From Wounded to Warrior

Friends and Family,

Genevieve and I just got back from a two-for one trip to Washington, DC. The second part of the trip, the LUNGevity HOPE Summit, is a lung cancer conference. What gives me the biggest buzz at this conference are the people I meet.

I met one woman three years ago, just  months after she was diagnosed. Laura looked so terrified and vulnerable that I just wanted to put my arm around her and tell her everything would be alright. But that would not have been real. The best I could do was tell her my story, and to let her see by example that at least some people are still alive nine years later.

Laura Greco & Dann.jpg

Fast-forward three years, and Genevieve and I were planning to attend a rally on Capitol Hill and do some lobbying before this year’s HOPE Summit. Laura recently had to quit her full-time job, but still has enough in the tank to put her background as an attorney to organize rallies and lobbying (on Facebook: Life and Breath – LAB). On a training video conference call she led, Laura’s two bouncy little kids, maybe five and seven years old, kept running into the room, jumping up and down in front of the camera. Laura was passionately describing the best practices for lobbying, pausing every now and then to shoo her kids out of the room. I scrolled through the video screens of the 40 other participants, and they were all trying not to snicker, just like us. Laura would get a little further through the agenda, and then another kid would pop in and photobomb. While embarrassing for mom, it was hilarious for the rest of us.

Once we got to the rally, Laura stood in front of the 200+ protesters, whipping the crowd into a frenzy of moral outrage over how lung cancer kills more people than the next three leading cancers (yes, this includes breast cancer) combined, yet the National Institutes for Health give only 6% of their cancer research dollars to lung cancer research. She had us screaming so loud that the other groups in the area, a block or more away, all turned to see what the fuss was about. Way to go, Laura! In three years, you have gone from wounded bird to cancer warrior!

Laura Greco.jpg

But there’s more to the story. In the afternoon, we all scattered to lobby our respective elected representatives.  Genevieve, our friend Violet and I were just finishing our day of lobbying, when we ran into Laura on the street. She was fighting mad about the professional lung cancer advocacy organizations that they had coordinated with. “I told them that what they were pushing was really lame. They’re asking for one more ridiculous study that will be put on a shelf and never looked at again, and a few million dollars. That’s NOTHING to Congress. That’ not even a ROUNDING ERROR to them. I told them that’s not good enough. I’m going to be dead before my kids get out of elementary school, so your pace doesn’t work for me. It’s not about you. It’s about me!” 

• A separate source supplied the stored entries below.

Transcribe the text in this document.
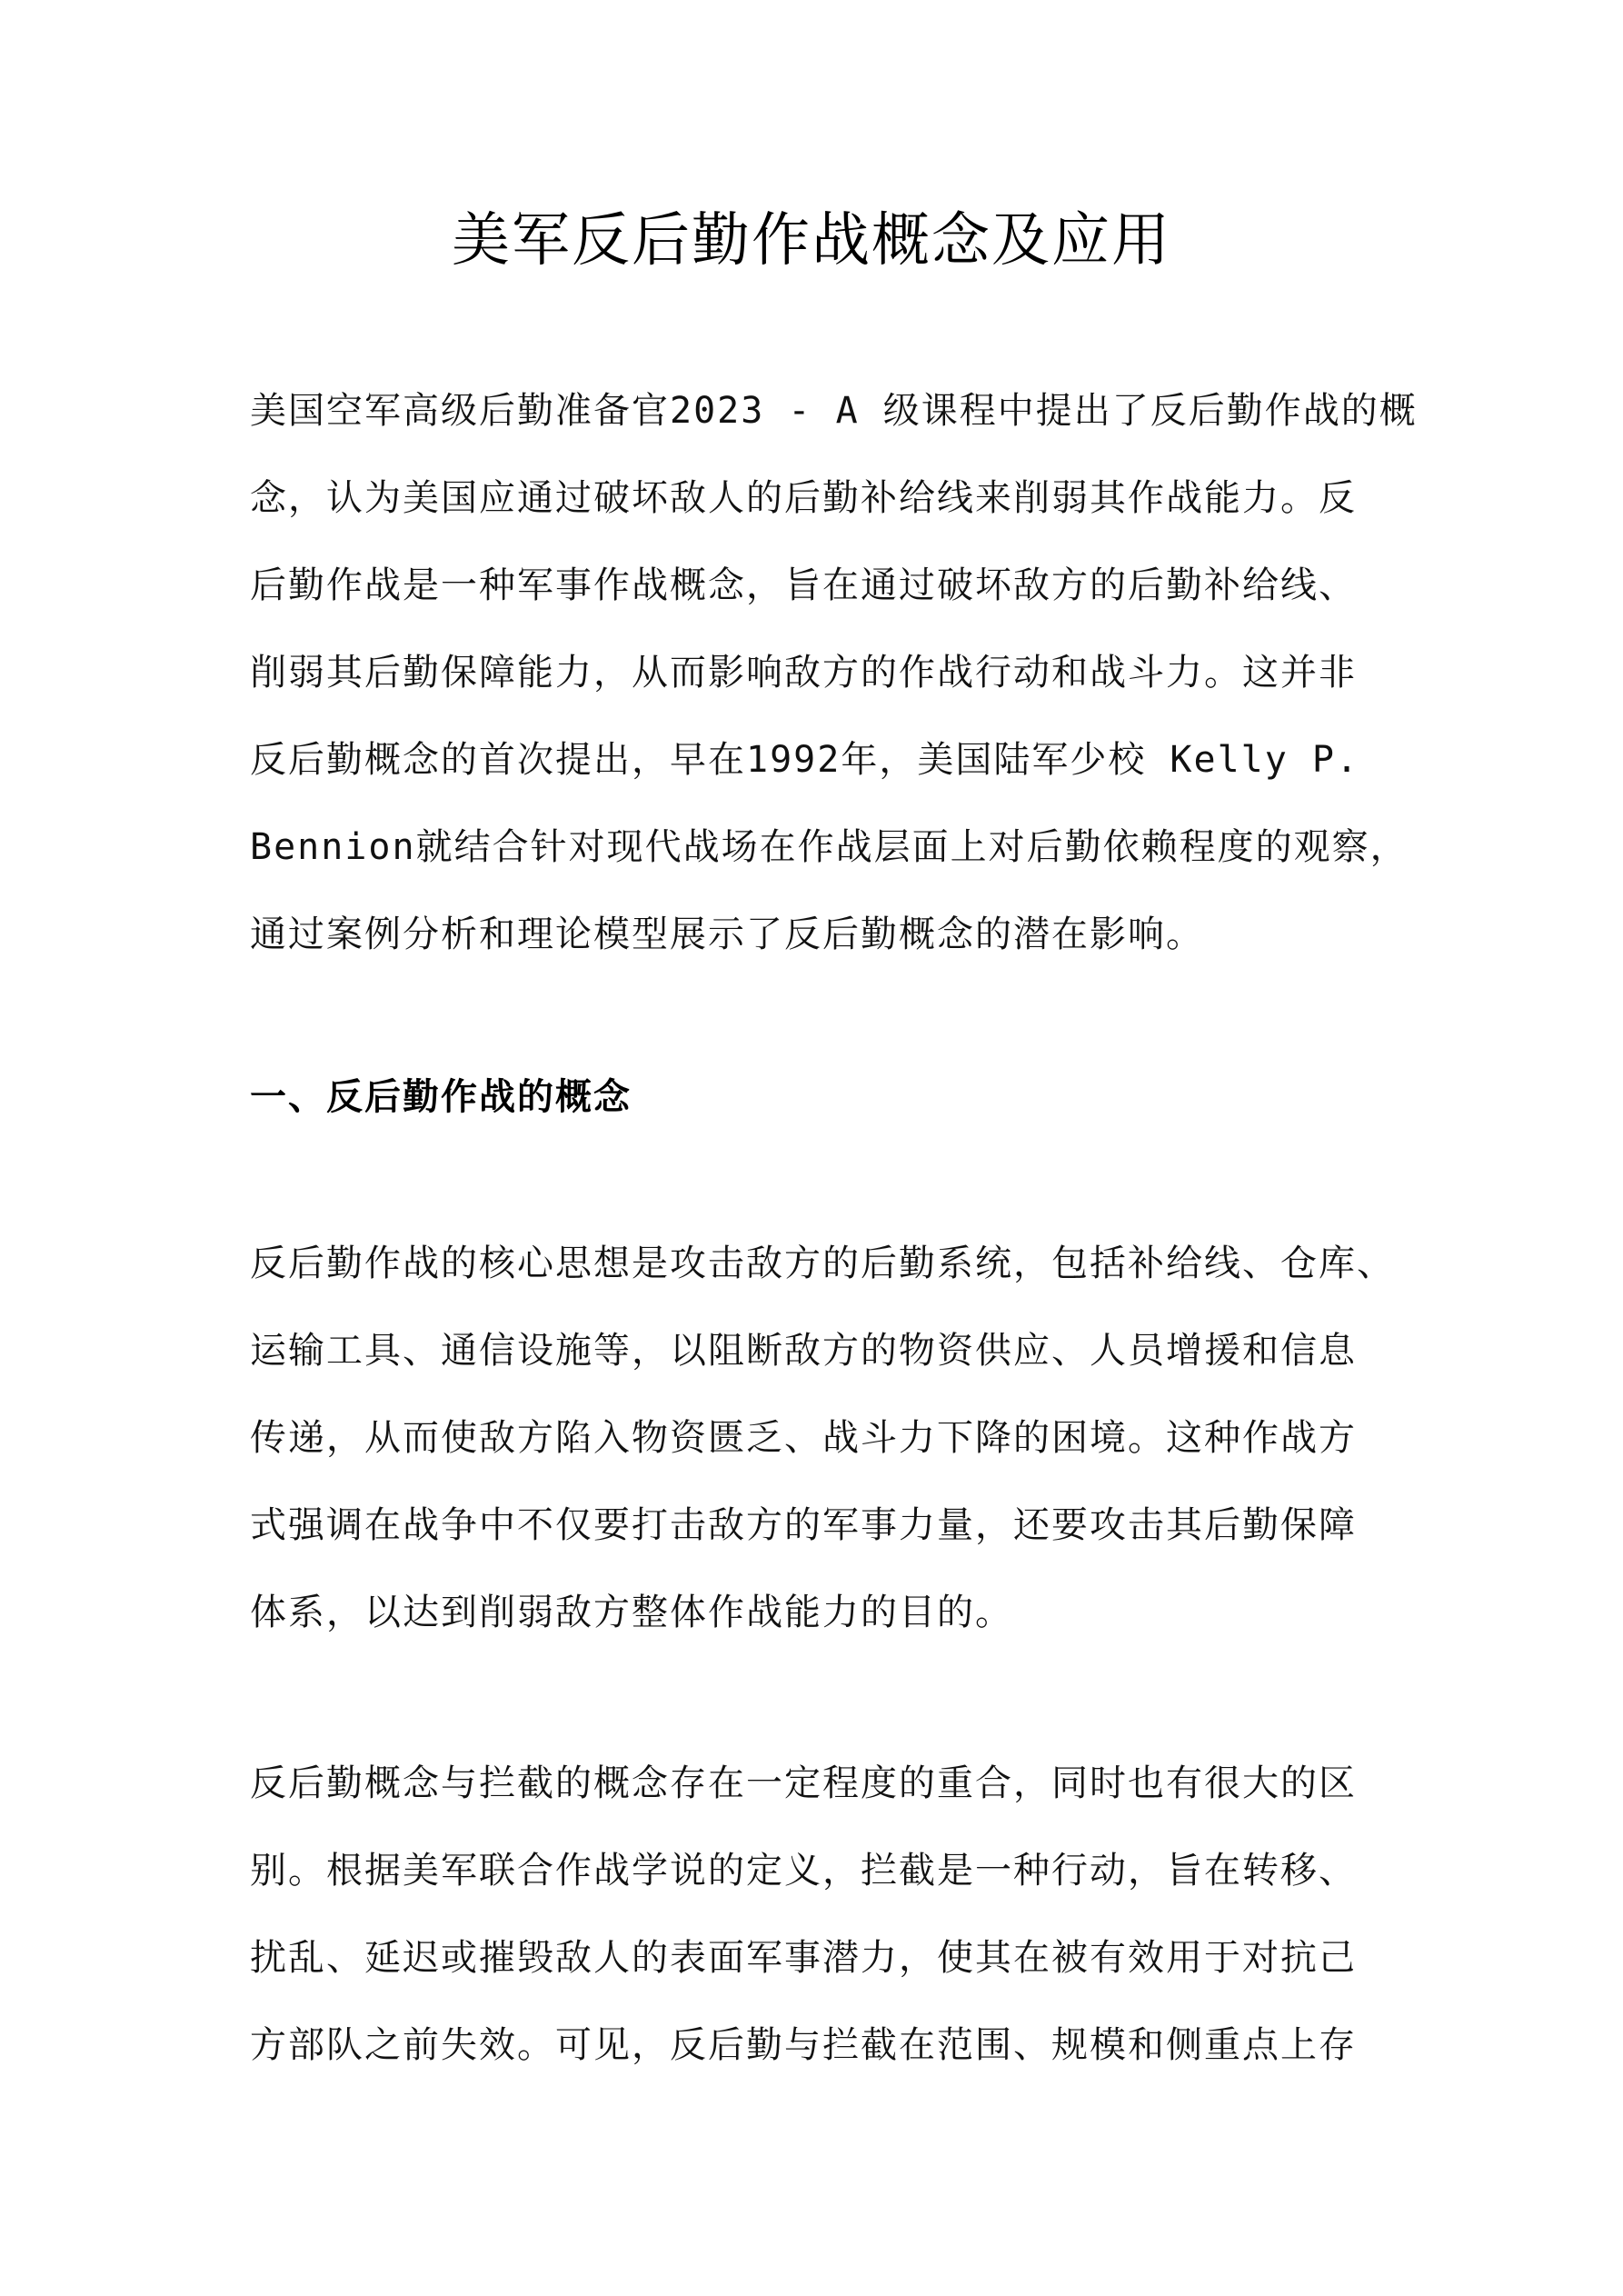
美军反后勤作战概念及应用
美国空军高级后勤准备官2023 - A 级课程中提出了反后勤作战的概
念，认为美国应通过破坏敌人的后勤补给线来削弱其作战能力。反
后勤作战是一种军事作战概念，旨在通过破坏敌方的后勤补给线、
削弱其后勤保障能力，从而影响敌方的作战行动和战斗力。这并非
反后勤概念的首次提出，早在1992年，美国陆军少校 Kelly P.
Bennion就结合针对现代战场在作战层面上对后勤依赖程度的观察，
通过案例分析和理论模型展示了反后勤概念的潜在影响。
一、反后勤作战的概念
反后勤作战的核心思想是攻击敌方的后勤系统，包括补给线、仓库、
运输工具、通信设施等，以阻断敌方的物资供应、人员增援和信息
传递，从而使敌方陷入物资匮乏、战斗力下降的困境。这种作战方
式强调在战争中不仅要打击敌方的军事力量，还要攻击其后勤保障
体系，以达到削弱敌方整体作战能力的目的。
反后勤概念与拦截的概念存在一定程度的重合，同时也有很大的区
别。根据美军联合作战学说的定义，拦截是一种行动，旨在转移、
扰乱、延迟或摧毁敌人的表面军事潜力，使其在被有效用于对抗己
方部队之前失效。可见，反后勤与拦截在范围、规模和侧重点上存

I saw the tears in her eyes, along with the fire. I felt deeply for her, and for her husband standing next to us, and for those two cute little curtain-climbers that will have to learn the meaning of cancer way too soon. And I realized that, as much as I will fight it, the chances are good that what she is saying is true for me as well. If this is the pace of increase for research spending, it won’t be in time for Laura or for me.

And while Laura is right, that this funding request is completely dwarfed by the needs, it still brings crucial dollars to lung cancer research for those that follow. There have been seventeen new drugs approved for lung cancer treatment in the last three years alone. That is an explosion! There is reason for hope, which is why Genevieve and I will be back in DC in July, lobbying Congress again. That is why I am asking you to join my team for the Portland Lung Love Run/Walk on Saturday, June 23rd, or to donate to our team (Live Lung and Prosper), by following this link:

I thought about how Laura looked that first time I met her three years ago. And then I thought about the elected representatives Laura was about to meet. This time, I thought, it’s not going to be Laura that looks like a deer in the headlights.